Ma torniamo al racconto. Apro però subito una parentesi per dirvi che Jenner fu uomo di multiforme ingegno e con vasti interessi: tra l’altro coltivò una passione per le mongolfiere, costruendone e sperimentandone personalmente alcune. Fu anche naturalista e in questo campo vanta un merito sicuramente meno noto rispetto a quello in campo sanitario: è stato lui a scoprire sia che il cuculo ha per la riproduzione un comportamento parassitario deponendo il suo unico uovo nel nido di una involontaria balia, sia il fatto che poi il pulcino si sbarazza dei fratellastri facendoli impietosamente cadere per avere tutte per sé le attenzioni della matrigna, cieca di fronte all’inganno persino quando l’uccello che quotidianamente nutre diventa ben più grande di lei. In età matura si interessò anche di fossili, pur senza avere, nella sua epoca, gli strumenti scientifici per chiarirne l’origine né tantomeno l’appartenenza. Altre storie, direte, ma ve le racconto semplicemente per esaltare la curiosità e la capacità di osservare e dedurre che certamente a Jenner non facevano difetto.

Aggiungo un secondo inciso, forse un po’ meno lusinghiero: suo maestro negli studi e amico è stato John Hunter (1728-1793)[2], un medico certamente capace a sua volta di grandi intuizioni (a lui si attribuisce il merito di aver trasformato in una specialità della medicina la chirurgia, prima esercitata da mestieranti abili ma spesso senza alcuna preparazione accademica), ma di discutibile dirittura morale: fomentava furti di cadaveri dai cimiteri per avere materiale anatomico da studiare e da far studiare ai suoi allievi e, tanto per dirne una, estraeva denti sani a povera gente per reimpiantarli a caro prezzo a pazienti in grado di pagare le sue onerose parcelle. Un tipetto del tutto particolare: non a caso è stato proprio lui a ispirare Robert Louis Stevenson per il suo Dottor Jekyll and Mister Hyde. Ma anche questa è un’altra storia.

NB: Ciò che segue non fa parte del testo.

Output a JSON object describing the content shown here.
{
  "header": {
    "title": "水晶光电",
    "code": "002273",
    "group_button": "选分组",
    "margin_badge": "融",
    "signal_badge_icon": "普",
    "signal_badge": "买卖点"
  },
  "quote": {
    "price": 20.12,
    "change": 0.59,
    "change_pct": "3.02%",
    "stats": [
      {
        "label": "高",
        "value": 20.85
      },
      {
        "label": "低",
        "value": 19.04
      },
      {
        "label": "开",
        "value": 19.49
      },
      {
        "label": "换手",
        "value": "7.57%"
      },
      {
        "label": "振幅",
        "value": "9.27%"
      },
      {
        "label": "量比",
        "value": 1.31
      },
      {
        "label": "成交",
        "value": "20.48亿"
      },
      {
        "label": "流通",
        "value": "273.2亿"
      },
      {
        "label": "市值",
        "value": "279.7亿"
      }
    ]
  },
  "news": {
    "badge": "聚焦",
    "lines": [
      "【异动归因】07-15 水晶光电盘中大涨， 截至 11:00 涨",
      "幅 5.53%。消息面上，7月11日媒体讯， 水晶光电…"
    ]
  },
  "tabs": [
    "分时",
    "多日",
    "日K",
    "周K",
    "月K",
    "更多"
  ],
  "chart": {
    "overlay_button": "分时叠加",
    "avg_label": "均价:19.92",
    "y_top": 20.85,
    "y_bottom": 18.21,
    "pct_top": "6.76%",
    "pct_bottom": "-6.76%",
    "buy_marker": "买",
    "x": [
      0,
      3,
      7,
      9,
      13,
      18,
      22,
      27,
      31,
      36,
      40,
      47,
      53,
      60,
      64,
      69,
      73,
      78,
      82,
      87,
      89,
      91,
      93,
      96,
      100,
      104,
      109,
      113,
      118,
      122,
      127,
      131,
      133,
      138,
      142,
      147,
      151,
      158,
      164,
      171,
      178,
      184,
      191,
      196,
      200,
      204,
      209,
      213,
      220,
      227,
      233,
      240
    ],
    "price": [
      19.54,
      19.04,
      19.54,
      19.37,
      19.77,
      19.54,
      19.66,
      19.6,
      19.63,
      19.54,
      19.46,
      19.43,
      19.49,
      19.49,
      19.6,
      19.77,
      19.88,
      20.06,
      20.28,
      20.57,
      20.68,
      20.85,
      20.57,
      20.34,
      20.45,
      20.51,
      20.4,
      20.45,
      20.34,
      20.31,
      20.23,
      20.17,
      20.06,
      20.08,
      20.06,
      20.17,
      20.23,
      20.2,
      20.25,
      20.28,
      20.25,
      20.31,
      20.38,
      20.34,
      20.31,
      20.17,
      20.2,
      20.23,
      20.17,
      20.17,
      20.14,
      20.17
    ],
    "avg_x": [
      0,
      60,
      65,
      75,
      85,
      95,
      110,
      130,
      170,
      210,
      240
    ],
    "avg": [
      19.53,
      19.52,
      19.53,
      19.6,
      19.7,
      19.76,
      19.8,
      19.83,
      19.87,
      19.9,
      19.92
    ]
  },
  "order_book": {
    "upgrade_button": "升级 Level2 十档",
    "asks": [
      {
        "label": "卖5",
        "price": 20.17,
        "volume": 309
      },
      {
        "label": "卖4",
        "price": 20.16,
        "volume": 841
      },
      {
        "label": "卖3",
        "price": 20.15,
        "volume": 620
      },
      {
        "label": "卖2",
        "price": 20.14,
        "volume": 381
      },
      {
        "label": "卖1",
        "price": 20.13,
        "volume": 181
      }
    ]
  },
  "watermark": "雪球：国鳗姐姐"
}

Qui ci interessa invece il vaiolo, malattia contagiosa di origine virale che ha infettato le popolazioni umane per migliaia di anni, con epidemie che hanno sempre generato terrore, sia per l’elevata mortalità (il contagio è fatale almeno nel 30% dei casi), sia perché i sopravvissuti rimanevano sfigurati a vita, ricoperti di cicatrici. “Il contagio - cito da EpiCentro, il portale dell’epidemiologia per la sanità pubblica[3], a cura dell’Istituto Superiore di Sanità - avveniva per contatto diretto tra le persone oppure tramite i liquidi corporali infetti o gli oggetti personali contaminati come abiti o lenzuola. Un comune veicolo di contagio erano la saliva o le escrezioni nasofaringee delle persone malate che mettevano a rischio chiunque fosse vicino”. In effetti, parlare di vaiolo quando tutti abbiamo in mente la pandemia Covid-19 che ha sconvolto il mondo può sembrare fuori luogo. Ma la storia è sempre maestra e tornare a ripercorrere un passato in fondo neppure troppo lontano può offrirci qualche elemento sul quale riflettere.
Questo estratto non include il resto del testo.